Une semaine, un livre
Les oiseaux chanteurs de Christy Lefteri paru aux éditions du Seuil et traduit de l’anglais par Karine Lalechère Christy Lefteri est l’auteure de «l’Agriculteur d’Alep», livre présenté dans cette rubrique et qui eut un succès international. Dans ce deuxième roman qu’elle situe à Chypre, où vécut sa famille, elle poursuit la dénonciation des conditions faites aux travailleurs immigrés en s’inspirant d’un fait divers, en y ajoutant des éléments tirés de son expérience personnelle. Une histoire «de migrations, de frontières, de quête de liberté..»..
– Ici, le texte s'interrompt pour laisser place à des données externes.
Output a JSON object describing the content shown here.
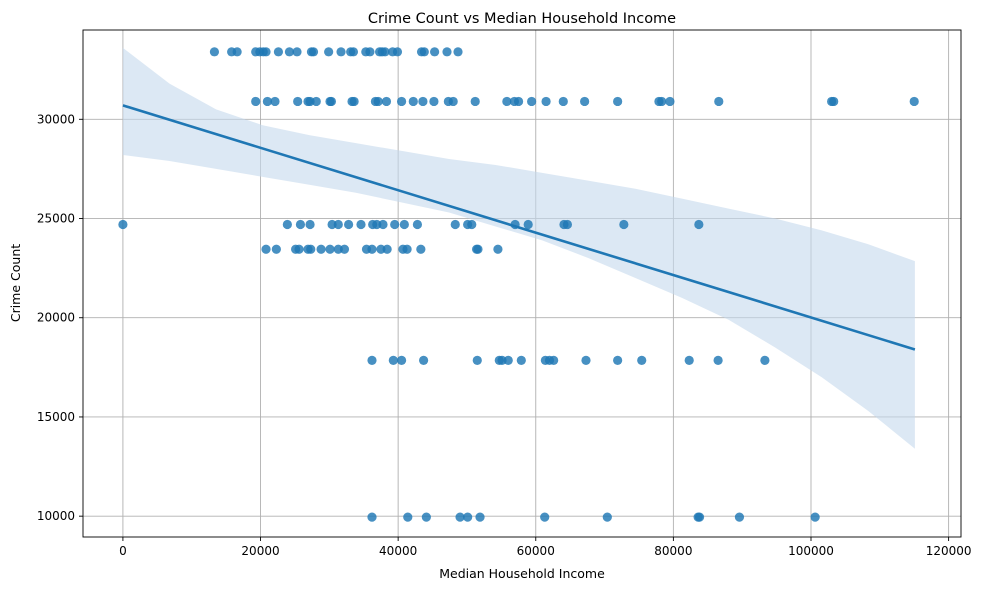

Nisha est une jeune femme sri-lankaise. Elle a perdu son mari dans un accident de mine et se voit contrainte de s’expatrier pour trouver un travail lui permettant de nourrir sa mère et sa fille de deux ans. Lourdement endettée auprès d’une agence d’emploi, elle arrive à Nicosie, dans la partie grecque de cette ville partagée en deux par «la ligne verte» qui la sépare de la Turquie. Elle y sera au service de Petra une femme enceinte, veuve elle aussi depuis quelques mois, et qui toute à sa douleur, lui abandonne aussitôt la gestion de la maison et l’éducation de sa fille. Elle dispose de peu de liberté et de loisirs mais son naturel la fait aimer de tous y compris de Yiannis locataire du premier étage de la maison.
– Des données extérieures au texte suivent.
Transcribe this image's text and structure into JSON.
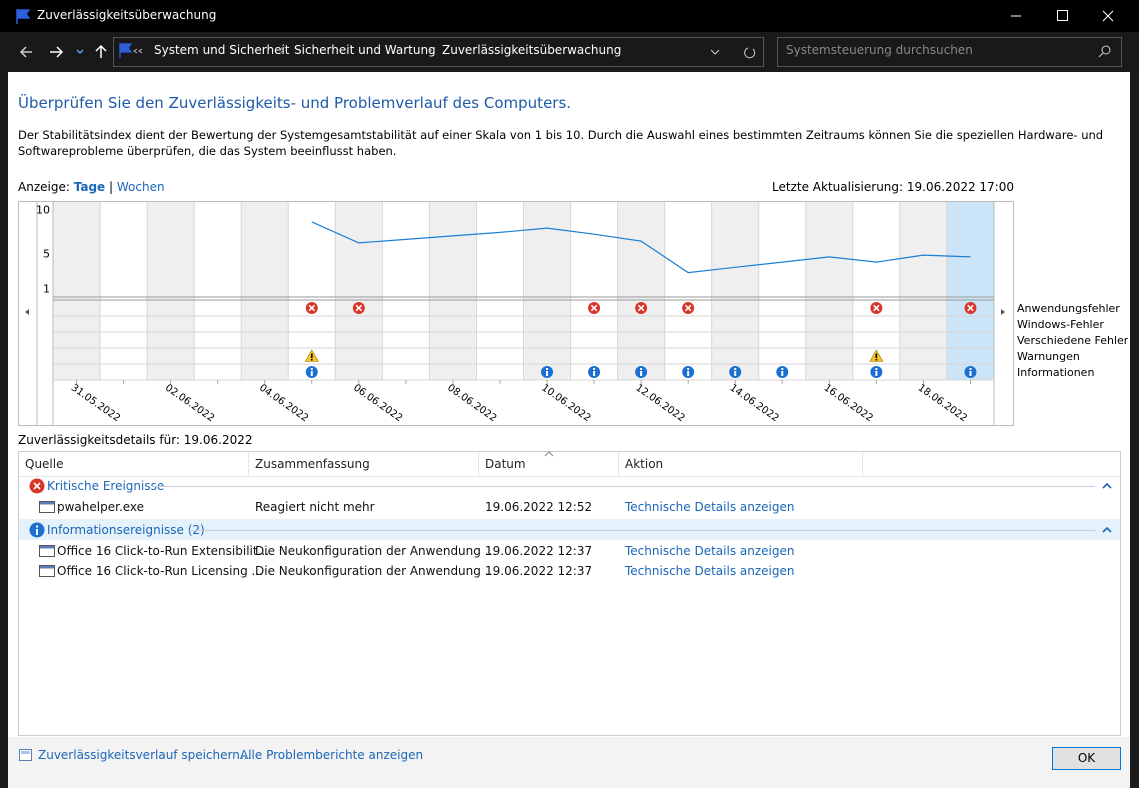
{
  "window": {
    "title": "Zuverlässigkeitsüberwachung"
  },
  "address_bar": {
    "breadcrumbs": [
      "System und Sicherheit",
      "Sicherheit und Wartung",
      "Zuverlässigkeitsüberwachung"
    ],
    "search_placeholder": "Systemsteuerung durchsuchen"
  },
  "heading": "Überprüfen Sie den Zuverlässigkeits- und Problemverlauf des Computers.",
  "description": "Der Stabilitätsindex dient der Bewertung der Systemgesamtstabilität auf einer Skala von 1 bis 10. Durch die Auswahl eines bestimmten Zeitraums können Sie die speziellen Hardware- und Softwareprobleme überprüfen, die das System beeinflusst haben.",
  "view": {
    "label": "Anzeige:",
    "options": [
      "Tage",
      "Wochen"
    ],
    "separator": "|"
  },
  "last_update": "Letzte Aktualisierung: 19.06.2022 17:00",
  "chart_data": {
    "type": "line",
    "categories": [
      "31.05.2022",
      null,
      "02.06.2022",
      null,
      "04.06.2022",
      null,
      "06.06.2022",
      null,
      "08.06.2022",
      null,
      "10.06.2022",
      null,
      "12.06.2022",
      null,
      "14.06.2022",
      null,
      "16.06.2022",
      null,
      "18.06.2022",
      null
    ],
    "ylim": [
      0,
      11
    ],
    "yticks": [
      1,
      5,
      10
    ],
    "series": [
      {
        "color": "#1a7fd4",
        "values": [
          null,
          null,
          null,
          null,
          null,
          8.6,
          6.2,
          6.6,
          7.0,
          7.4,
          7.9,
          7.2,
          6.4,
          2.8,
          3.4,
          4.0,
          4.6,
          4.0,
          4.8,
          4.6
        ]
      }
    ],
    "events": [
      {
        "name": "Anwendungsfehler",
        "values": [
          0,
          0,
          0,
          0,
          0,
          1,
          1,
          0,
          0,
          0,
          0,
          1,
          1,
          1,
          0,
          0,
          0,
          1,
          0,
          1
        ]
      },
      {
        "name": "Windows-Fehler",
        "values": [
          0,
          0,
          0,
          0,
          0,
          0,
          0,
          0,
          0,
          0,
          0,
          0,
          0,
          0,
          0,
          0,
          0,
          0,
          0,
          0
        ]
      },
      {
        "name": "Verschiedene Fehler",
        "values": [
          0,
          0,
          0,
          0,
          0,
          0,
          0,
          0,
          0,
          0,
          0,
          0,
          0,
          0,
          0,
          0,
          0,
          0,
          0,
          0
        ]
      },
      {
        "name": "Warnungen",
        "values": [
          0,
          0,
          0,
          0,
          0,
          1,
          0,
          0,
          0,
          0,
          0,
          0,
          0,
          0,
          0,
          0,
          0,
          1,
          0,
          0
        ]
      },
      {
        "name": "Informationen",
        "values": [
          0,
          0,
          0,
          0,
          0,
          1,
          0,
          0,
          0,
          0,
          1,
          1,
          1,
          1,
          1,
          1,
          0,
          1,
          0,
          1
        ]
      }
    ],
    "selected_index": 19
  },
  "details": {
    "title": "Zuverlässigkeitsdetails für: 19.06.2022",
    "columns": [
      "Quelle",
      "Zusammenfassung",
      "Datum",
      "Aktion"
    ],
    "groups": [
      {
        "title": "Kritische Ereignisse",
        "rows": [
          [
            "pwahelper.exe",
            "Reagiert nicht mehr",
            "19.06.2022 12:52",
            "Technische Details anzeigen"
          ]
        ]
      },
      {
        "title": "Informationsereignisse (2)",
        "rows": [
          [
            "Office 16 Click-to-Run Extensibilit...",
            "Die Neukonfiguration der Anwendung ...",
            "19.06.2022 12:37",
            "Technische Details anzeigen"
          ],
          [
            "Office 16 Click-to-Run Licensing ...",
            "Die Neukonfiguration der Anwendung ...",
            "19.06.2022 12:37",
            "Technische Details anzeigen"
          ]
        ]
      }
    ]
  },
  "footer": {
    "links": [
      "Zuverlässigkeitsverlauf speichern...",
      "Alle Problemberichte anzeigen"
    ],
    "button": "OK"
  }
}
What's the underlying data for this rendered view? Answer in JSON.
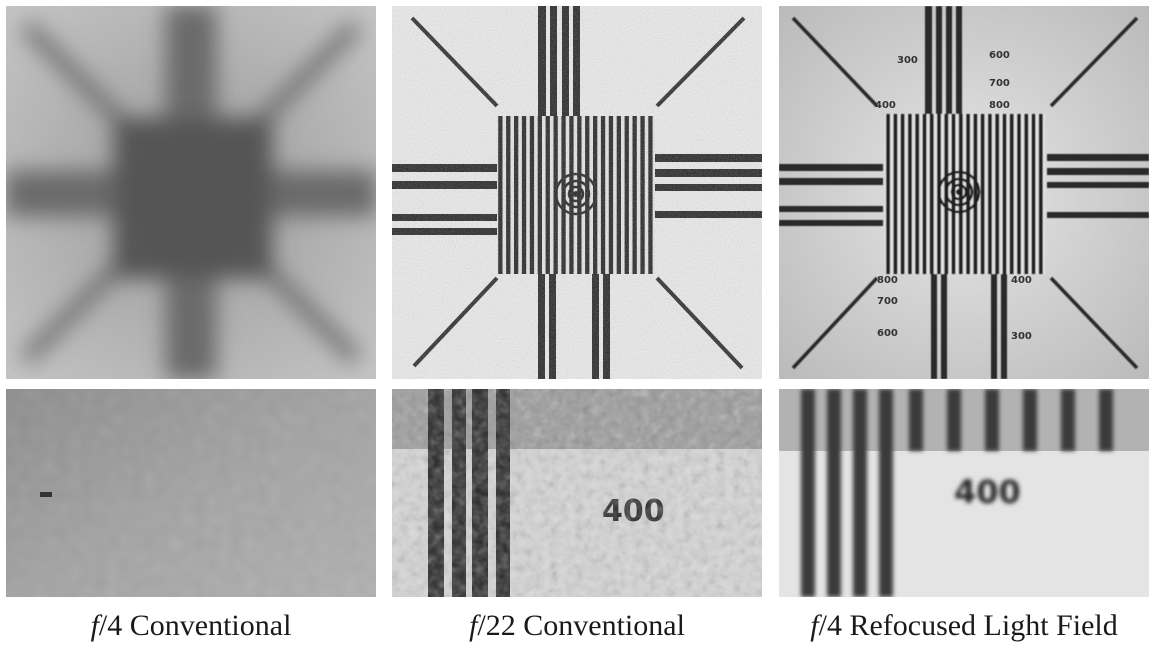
{
  "captions": [
    {
      "f": "f",
      "slash": "/",
      "num": "4",
      "label": "Conventional"
    },
    {
      "f": "f",
      "slash": "/",
      "num": "22",
      "label": "Conventional"
    },
    {
      "f": "f",
      "slash": "/",
      "num": "4",
      "label": "Refocused Light Field"
    }
  ],
  "chart_labels": {
    "top": [
      "300",
      "600",
      "700",
      "800",
      "400"
    ],
    "left": [
      "600",
      "700",
      "800"
    ],
    "right": [
      "400",
      "300"
    ],
    "bottom_left": [
      "800",
      "700",
      "600"
    ],
    "bottom_right": [
      "400",
      "300"
    ]
  },
  "closeup_digits": "400",
  "colors": {
    "background": "#ffffff",
    "caption": "#1a1a1a"
  }
}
Ancien banquier ruiné par la crise financière de 2008, Yiannis s’est laissé entraîner, pour survivre, dans le braconnage et le commerce lucratif des oiseaux chanteurs Il est donc sous la totale dépendance de la puissante mafia organisatrice de ce trafic. Les deux jeunes gens sont ainsi comme les petits oiseaux, piégés et empêtrés dans une glu dont ils ne peuvent se libérer. Mais ils sont amoureux l’un de l’autre. Yiannis la demande en mariage… et Nisha disparaît le lendemain…
Petra et Yiannis bouleversés par cette disparition inexplicable mènent de concert leur enquête, les policiers se désintéressant ostensiblement du sort d’une immigrée. L’un et l’autre s’interrogent, se culpabilisent. Petra découvre qu’elle ignorait tout de Nisha et de ses congénères «je commençais à regarder ces femmes d’un nouvel œil… Elles étaient invisibles pour moi avant la disparition de Nisha». Ils apprennent alors que quatre autres employées de maison ont disparu tout aussi mystérieusement…
Une histoire très touchante, racontée tour à tour du point de vue de Petra et de Yiannis. Dans une adresse au lecteur, à la fin de l’ouvrage, Christy Lefteri nous invite à laisser résonner en nous «en écho», «la voix de Nisha» et à «apprendre à voir chaque être humain comme nous nous voyons nous-mêmes».